What does “rad” mean in 80’s slang?
“Rad” is short for “radical” and means something awesome, exciting, or very cool.
Is 80’s slang still used today?
Yes, some 80’s slang words are still used today, mostly in a humorous or nostalgic way.
Where did 80’s slang come from?
Most 80’s slang came from American teen culture, especially California surfers, skaters, and MTV pop culture.
Why was 80’s slang so popular?
It was popular because it was fun, expressive, and strongly influenced by music videos, movies, and youth trends.
Conclusion
80’s slang words represent one of the most vibrant and creative eras of modern language. The 1980s were a time of bold fashion, energetic music, and rapidly growing pop culture, all of which influenced how people spoke.

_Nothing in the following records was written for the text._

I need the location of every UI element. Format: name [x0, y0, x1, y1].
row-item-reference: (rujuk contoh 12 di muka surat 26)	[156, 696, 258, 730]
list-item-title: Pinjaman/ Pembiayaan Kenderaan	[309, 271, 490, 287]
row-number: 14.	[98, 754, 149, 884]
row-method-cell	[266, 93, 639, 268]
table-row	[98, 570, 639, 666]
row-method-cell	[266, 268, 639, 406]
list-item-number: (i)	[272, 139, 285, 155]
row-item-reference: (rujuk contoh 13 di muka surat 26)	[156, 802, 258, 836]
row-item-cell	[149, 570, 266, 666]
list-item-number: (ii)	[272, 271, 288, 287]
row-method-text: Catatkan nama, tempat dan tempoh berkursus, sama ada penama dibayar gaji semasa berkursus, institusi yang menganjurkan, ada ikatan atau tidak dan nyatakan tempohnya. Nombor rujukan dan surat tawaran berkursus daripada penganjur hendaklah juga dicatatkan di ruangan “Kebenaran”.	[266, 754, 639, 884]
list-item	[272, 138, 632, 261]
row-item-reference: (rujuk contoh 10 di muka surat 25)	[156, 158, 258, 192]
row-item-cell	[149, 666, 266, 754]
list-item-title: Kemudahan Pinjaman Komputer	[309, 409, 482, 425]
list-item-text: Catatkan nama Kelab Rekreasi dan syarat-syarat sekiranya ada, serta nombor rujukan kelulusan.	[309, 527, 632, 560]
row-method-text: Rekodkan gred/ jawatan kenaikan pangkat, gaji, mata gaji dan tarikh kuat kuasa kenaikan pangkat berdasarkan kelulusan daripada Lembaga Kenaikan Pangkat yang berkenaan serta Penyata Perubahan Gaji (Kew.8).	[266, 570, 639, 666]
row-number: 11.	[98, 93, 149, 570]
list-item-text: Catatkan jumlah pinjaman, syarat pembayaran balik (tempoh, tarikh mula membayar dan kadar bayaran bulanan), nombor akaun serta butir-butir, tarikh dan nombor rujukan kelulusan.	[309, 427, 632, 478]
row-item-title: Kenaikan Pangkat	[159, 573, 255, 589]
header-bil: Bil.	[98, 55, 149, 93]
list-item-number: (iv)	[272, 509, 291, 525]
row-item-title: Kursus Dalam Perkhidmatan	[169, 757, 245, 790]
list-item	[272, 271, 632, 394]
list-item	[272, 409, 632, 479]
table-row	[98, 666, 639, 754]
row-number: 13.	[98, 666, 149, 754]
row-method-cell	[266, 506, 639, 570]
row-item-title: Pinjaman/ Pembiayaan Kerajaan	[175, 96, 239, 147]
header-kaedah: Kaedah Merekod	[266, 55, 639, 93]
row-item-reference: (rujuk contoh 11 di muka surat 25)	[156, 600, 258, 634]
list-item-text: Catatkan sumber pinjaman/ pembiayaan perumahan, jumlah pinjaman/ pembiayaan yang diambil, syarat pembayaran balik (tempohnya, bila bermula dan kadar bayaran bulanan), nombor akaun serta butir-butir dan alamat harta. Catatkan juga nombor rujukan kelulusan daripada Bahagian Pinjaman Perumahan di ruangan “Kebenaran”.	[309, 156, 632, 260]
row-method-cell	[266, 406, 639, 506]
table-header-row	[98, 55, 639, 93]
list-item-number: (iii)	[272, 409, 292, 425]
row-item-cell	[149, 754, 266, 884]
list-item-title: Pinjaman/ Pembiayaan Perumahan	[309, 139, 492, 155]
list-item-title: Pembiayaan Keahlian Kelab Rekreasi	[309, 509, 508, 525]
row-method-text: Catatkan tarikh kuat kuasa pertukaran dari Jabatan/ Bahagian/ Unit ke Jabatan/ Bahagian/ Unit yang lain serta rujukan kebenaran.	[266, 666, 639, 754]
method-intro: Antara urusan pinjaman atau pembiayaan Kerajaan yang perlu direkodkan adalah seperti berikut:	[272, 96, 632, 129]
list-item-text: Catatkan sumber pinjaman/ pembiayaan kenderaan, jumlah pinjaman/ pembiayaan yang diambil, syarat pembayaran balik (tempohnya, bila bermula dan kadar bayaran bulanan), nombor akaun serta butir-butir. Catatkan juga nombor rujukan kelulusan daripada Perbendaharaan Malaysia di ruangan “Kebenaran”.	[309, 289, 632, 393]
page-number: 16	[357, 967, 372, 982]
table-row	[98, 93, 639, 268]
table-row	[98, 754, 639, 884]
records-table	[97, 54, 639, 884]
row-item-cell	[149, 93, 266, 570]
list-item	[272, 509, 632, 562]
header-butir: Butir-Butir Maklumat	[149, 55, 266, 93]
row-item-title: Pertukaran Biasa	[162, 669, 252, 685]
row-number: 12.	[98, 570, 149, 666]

Words like “rad,” “gnarly,” “bogus,” and “tubular” became part of everyday conversations, especially among teenagers and young adults. These expressions helped people show emotion quickly, whether it was excitement, disgust, or approval.
Much of 80’s slang came from California surf and skate culture, but it spread worldwide through movies, television, and MTV. This made the language fun, trendy, and easy to copy.
Even today, many of these phrases are remembered or reused for humor, nostalgia, or retro-style communication.
The lasting impact of 80’s slang shows how language constantly evolves with culture. While most of these words are not commonly used in serious conversation today, they still hold a special place in pop culture history.
They remind us of a decade full of creativity, freedom, and expressive youth identity.